La Silicon Valley n’a peut-être pas de terme précis pour cela, mais les longues heures de travail font partie intégrante de la « culture de l’effervescence » des start-ups en pleine croissance depuis des décennies. Les « hackathons », où des ingénieurs hyperactifs codent toute la nuit, sont un élément central de l’ADN de l’industrie technologique. Sous la direction de Travis Kalanick, cofondateur d’Uber, la devise de la société était : « Travailler plus dur, plus longtemps, et plus intelligemment ». Elon Musk, PDG de Tesla et SpaceX, a souvent vanté ses 100 heures de travail par semaine – un héritage de l’époque de la bulle Internet, où les ingénieurs se targuaient de travailler jusqu’à 120 heures hebdomadaires. Sam Altman, d’OpenAI, a même affirmé avoir contracté le scorbut après avoir travaillé de manière excessive dans une ancienne start-up (avant de confesser qu’il s’agissait d’un autodiagnostic). Mais la tech n’est pas la seule industrie où la pression est forte. À Wall Street, certains jeunes banquiers réalisent des semaines de 110 heures.

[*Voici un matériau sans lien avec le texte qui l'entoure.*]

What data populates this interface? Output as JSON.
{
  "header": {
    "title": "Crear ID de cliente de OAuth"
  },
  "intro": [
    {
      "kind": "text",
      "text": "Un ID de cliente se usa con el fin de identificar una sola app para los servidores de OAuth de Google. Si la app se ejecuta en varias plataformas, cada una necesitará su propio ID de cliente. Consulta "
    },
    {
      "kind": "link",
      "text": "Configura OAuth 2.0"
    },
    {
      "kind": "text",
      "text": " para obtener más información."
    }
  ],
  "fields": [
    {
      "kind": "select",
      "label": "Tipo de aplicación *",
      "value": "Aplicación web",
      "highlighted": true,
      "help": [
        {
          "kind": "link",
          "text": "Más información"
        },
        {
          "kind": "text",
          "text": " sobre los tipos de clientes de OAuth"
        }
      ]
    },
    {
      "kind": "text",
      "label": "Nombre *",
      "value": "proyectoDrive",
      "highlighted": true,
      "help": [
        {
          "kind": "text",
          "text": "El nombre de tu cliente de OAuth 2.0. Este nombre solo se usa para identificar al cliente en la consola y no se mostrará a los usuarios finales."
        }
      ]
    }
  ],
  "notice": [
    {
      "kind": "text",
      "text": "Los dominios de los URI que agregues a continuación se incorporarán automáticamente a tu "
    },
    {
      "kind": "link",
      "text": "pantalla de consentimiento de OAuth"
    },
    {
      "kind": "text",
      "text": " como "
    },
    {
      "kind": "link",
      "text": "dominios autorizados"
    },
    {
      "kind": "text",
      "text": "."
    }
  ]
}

Jonas Nelle, cofondateur d’Autotab, travaille lui aussi six jours sur sept depuis le bureau de la start-up à New York, mais il distingue nettement la culture de l’effervescence du sprint nécessaire pour profiter du boom de l’IA. « C’est un moment unique qui justifie de sacrifier certaines choses pour se concentrer sur le court terme », explique Jonas Nelle à Forbes. Lui et son cofondateur sont en quête d’un ingénieur fondateur qui s’engagera à travailler six jours par semaine. « C’est certain que cela élimine certains candidats, mais c’est aussi un moyen de filtrer ceux qui sont prêts à consacrer leur temps et leur énergie à une entreprise qui en vaut la peine », ajoute-t-il. Lors d’un appel téléphonique dominical depuis son bureau, M. Nelle a rejeté l’idée selon laquelle le travail devrait être dissocié de la vie personnelle. « Dans le monde de l’art, si vous restez tard à l’atelier, personne ne dira que vous vous êtes laissé emporter par votre travail », a-t-il souligné. « Mais si vous codez ou essayez de lancer une entreprise, cela semble être la norme culturelle. »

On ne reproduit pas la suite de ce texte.